If you find this code helpful, please cite as below:

@article{ChengHLMWVR2020,
	title={Calving Front Machine (CALFIN): Glacial Termini Dataset and 
			Automated Deep Learning Extraction Method for Greenland, 1972-2019},
	author={Daniel Cheng and Wayne Hayes and Eric Larour and Yara Mohajerani and 
			Michael Wood and Isabella Velicogna and Eric Rignot},
	journal={The Cryosphere Discussions},
	url = {https://tc.copernicus.org/preprints/tc-2020-231/},
	doi = {10.5194/tc-2020-231},
	year={2020}
}

@dataset{ChengHL2020,
	title={CALFIN: Calving Front Dataset for East/West Greenland, 1972-2019},
	author={Daniel Cheng and Wayne Hayes and Eric Larour},
	url={https://datadryad.org/stash/dataset/doi:10.7280/D1FH5D},
	doi={10.7280/D1FH5D},
	year={2020}
}

References

[1] Cheng, D., Hayes, W., Larour, E., Mohajerani, Y., Wood, M., Velicogna, I. and Rignot, E.: Calving Front Machine (CALFIN): Glacial Termini Dataset and Automated Deep Learning Extraction Method for Greenland, 1972-2019, The Cryosphere Discussions, 1–17, https://doi.org/10.5194/tc-2020-231, 2020.

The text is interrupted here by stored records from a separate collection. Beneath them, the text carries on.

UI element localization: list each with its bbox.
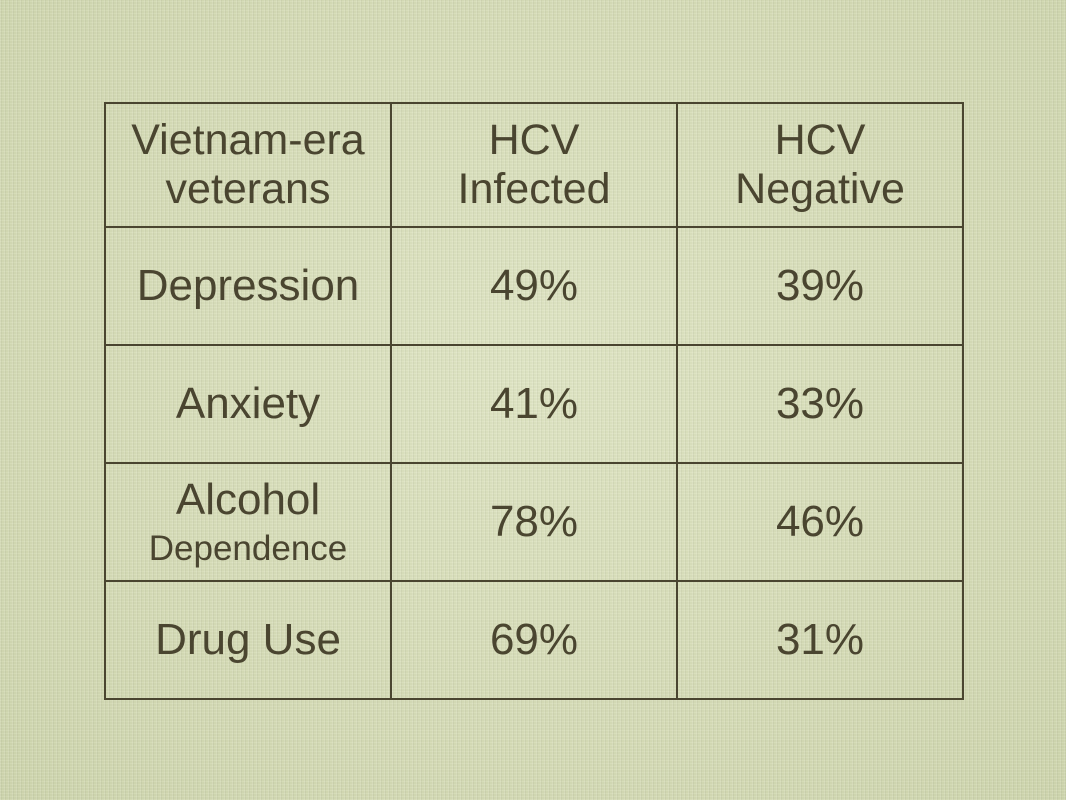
header-cell-hcv-negative: HCV Negative [676,102,964,228]
row-label-line2: Dependence [148,529,348,569]
negative-value: 46% [775,496,865,546]
infected-value: 69% [489,614,579,664]
infected-value: 78% [489,496,579,546]
infected-value-cell: 69% [390,580,678,700]
header-negative-line1: HCV [774,115,866,164]
table-header-row: Vietnam-era veterans HCV Infected HCV Ne… [104,102,964,228]
header-population-line2: veterans [165,165,331,213]
negative-value-cell: 31% [676,580,964,700]
negative-value: 31% [775,614,865,664]
negative-value: 33% [775,378,865,428]
row-label: Anxiety [175,378,321,428]
infected-value: 41% [489,378,579,428]
row-label: Depression [136,260,360,310]
row-label-cell: Alcohol Dependence [104,462,392,582]
negative-value-cell: 39% [676,226,964,346]
table-row: Depression 49% 39% [104,226,964,346]
header-population-line1: Vietnam-era [131,115,365,164]
row-label: Drug Use [155,614,341,664]
negative-value: 39% [775,260,865,310]
header-cell-population: Vietnam-era veterans [104,102,392,228]
infected-value-cell: 49% [390,226,678,346]
header-infected-line1: HCV [488,115,580,164]
row-label-cell: Anxiety [104,344,392,464]
table-row: Drug Use 69% 31% [104,580,964,700]
negative-value-cell: 33% [676,344,964,464]
row-label-cell: Drug Use [104,580,392,700]
header-negative-line2: Negative [735,165,905,213]
header-infected-line2: Infected [457,165,611,213]
row-label-line1: Alcohol [175,474,321,524]
infected-value: 49% [489,260,579,310]
comparison-table: Vietnam-era veterans HCV Infected HCV Ne… [104,102,964,700]
table-row: Anxiety 41% 33% [104,344,964,464]
table-row: Alcohol Dependence 78% 46% [104,462,964,582]
row-label-cell: Depression [104,226,392,346]
header-cell-hcv-infected: HCV Infected [390,102,678,228]
negative-value-cell: 46% [676,462,964,582]
infected-value-cell: 41% [390,344,678,464]
infected-value-cell: 78% [390,462,678,582]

[2] Cheng, D., Hayes, W. and Larour, E.: CALFIN: Calving front dataset for East/West Greenland, 1972-2019, https://doi.org/10.7280/D1FH5D, 2020.

Acknowledgements

This work was conducted as a collaboration between NASA’s Jet Propulsion Laboratory and the University of California, Irvine.

The CALFIN neural network architecture implementation is derived from Emil Zakirov’s Deeplabv3+ Xception codebase.

We acknowledge the USGS for providing Landsat-1-8 images, the ESA for their Sentinel-1 images, as well as the ESA-CCI, PROMICE, and MEaSUREs programs for providing calving front data used in this study.